Según lo publicado por Europa Press, la decisión de Adif implica una limitación máxima de velocidad de 160 kilómetros por hora en un tramo específico entre Mejorada del Campo y Alhama de Aragón, en Zaragoza, entidad que gestiona la red ferroviaria española. El ajuste afecta una extensión de 148,1 kilómetros entre ambas localidades en sentido par, así como un túnel situado a la altura de Ariza, también en la provincia de Zaragoza, en el punto kilométrico 187 de la vía impar.
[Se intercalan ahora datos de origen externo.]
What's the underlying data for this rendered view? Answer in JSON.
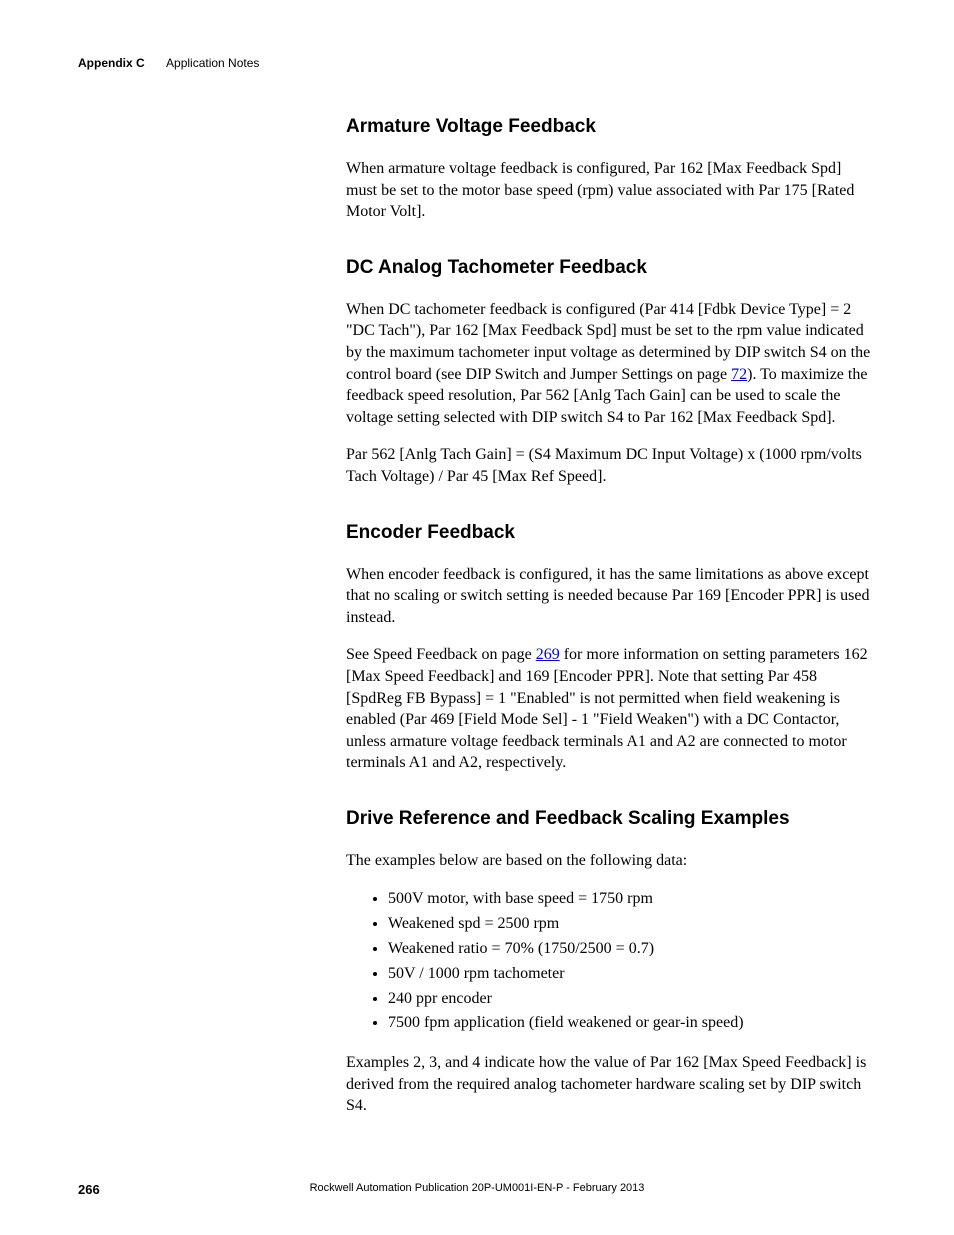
{
  "header": {
    "appendix": "Appendix C",
    "title": "Application Notes"
  },
  "sections": {
    "armature": {
      "heading": "Armature Voltage Feedback",
      "p1": "When armature voltage feedback is configured, Par 162 [Max Feedback Spd] must be set to the motor base speed (rpm) value associated with Par 175 [Rated Motor Volt]."
    },
    "dctach": {
      "heading": "DC Analog Tachometer Feedback",
      "p1a": "When DC tachometer feedback is configured (Par 414 [Fdbk Device Type] = 2 \"DC Tach\"), Par 162 [Max Feedback Spd] must be set to the rpm value indicated by the maximum tachometer input voltage as determined by DIP switch S4 on the control board (see DIP Switch and Jumper Settings on page ",
      "link1": "72",
      "p1b": "). To maximize the feedback speed resolution, Par 562 [Anlg Tach Gain] can be used to scale the voltage setting selected with DIP switch S4 to Par 162 [Max Feedback Spd].",
      "p2": "Par 562 [Anlg Tach Gain] = (S4 Maximum DC Input Voltage) x (1000 rpm/volts Tach Voltage) / Par 45 [Max Ref Speed]."
    },
    "encoder": {
      "heading": "Encoder Feedback",
      "p1": "When encoder feedback is configured, it has the same limitations as above except that no scaling or switch setting is needed because Par 169 [Encoder PPR] is used instead.",
      "p2a": "See Speed Feedback on page ",
      "link2": "269",
      "p2b": " for more information on setting parameters 162 [Max Speed Feedback] and 169 [Encoder PPR]. Note that setting Par 458 [SpdReg FB Bypass] = 1 \"Enabled\" is not permitted when field weakening is enabled (Par 469 [Field Mode Sel] - 1 \"Field Weaken\") with a DC Contactor, unless armature voltage feedback terminals A1 and A2 are connected to motor terminals A1 and A2, respectively."
    },
    "examples": {
      "heading": "Drive Reference and Feedback Scaling Examples",
      "intro": "The examples below are based on the following data:",
      "bullets": [
        "500V motor, with base speed = 1750 rpm",
        "Weakened spd = 2500 rpm",
        "Weakened ratio = 70% (1750/2500 = 0.7)",
        "50V / 1000 rpm tachometer",
        "240 ppr encoder",
        "7500 fpm application (field weakened or gear-in speed)"
      ],
      "p2": "Examples 2, 3, and 4 indicate how the value of Par 162 [Max Speed Feedback] is derived from the required analog tachometer hardware scaling set by DIP switch S4."
    }
  },
  "footer": {
    "pagenum": "266",
    "pubinfo": "Rockwell Automation Publication 20P-UM001I-EN-P - February 2013"
  }
}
La reducción de la velocidad constituye una respuesta de carácter temporal tras la comunicación efectuada por distintos maquinistas a Adif acerca del estado de la vía, en concreto la presencia de irregularidades que fueron detectadas por vibraciones durante el trayecto. Aunque en un inicio los maquinistas tomaron la iniciativa individual de ralentizar la marcha en estos sectores, la medida preventiva se adoptó a nivel institucional tras la incidencia de Adamuz, donde el pasado domingo tuvo lugar un accidente ferroviario.
El propio Adif precisó a Europa Press que la restricción de velocidad se mantendría solo durante la jornada de martes. Proyectó inspecciones nocturnas a cargo de su equipo de mantenimiento sobre el tramo afectado, con el objetivo de revertir la limitación al constatarse condiciones de seguridad adecuadas. Esta intervención evaluaría la presencia de baches o posibles desperfectos en la infraestructura antes de autorizar la vuelta a las velocidades habituales de la alta velocidad.
Por su parte, el dirigente popular Juan Bravo resaltó en declaraciones recogidas por Europa Press la necesidad de proporcionar información veraz a los ciudadanos, considerando que "una decisión de este calado" requiere transparencia inmediata. Bravo relacionó este episodio con el anuncio realizado meses atrás por el ministro de Transportes, Óscar Puente, quien planteó elevar a 350 kilómetros por hora la velocidad en la línea Madrid-Barcelona, lo que recortaría el tiempo de viaje a menos de dos horas entre las estaciones de ambas ciudades. En un mensaje difundido en la red social X, citado por Europa Press, Bravo solicitó "decisiones coherentes", considerando que la medida anunciada por Adif resultaba "totalmente contradictoria" respecto a los compromisos ministeriales recientes.
El impacto sobre los tiempos de viaje motivó consultas entre los trabajadores y la empresa ferroviaria. Europa Press indicó que, tanto fuentes próximas a los maquinistas como de la propia Adif, sostuvieron que el recorrido Madrid-Barcelona experimentaría demoras, aunque no se precisó el tiempo exacto que implicaría la limitación, dada la longitud del tramo y la magnitud de la reducción de velocidad.
A raíz de la actuación de Adif, los maquinistas subrayaron que sus intervenciones iniciales no respondieron a órdenes externas, sino a la percepción directa de irregularidades físicas durante la conducción. No obstante, el intercambio de información entre trabajadores y la empresa permitió definir una restricción formal, según difundió Europa Press.
El episodio cobra especial relieve ante el contexto generado por el accidente de Adamuz el domingo anterior y las perspectivas de modernización de la red de alta velocidad, cuya seguridad y capacidad para operar a máximos niveles de servicio permanecen en el debate público tras las recientes incidencias. La respuesta de Adif incluye tanto la revisión técnica de los puntos señalados como la comunicación periódica con los responsables sindicales y las autoridades involucradas, precisó el medio.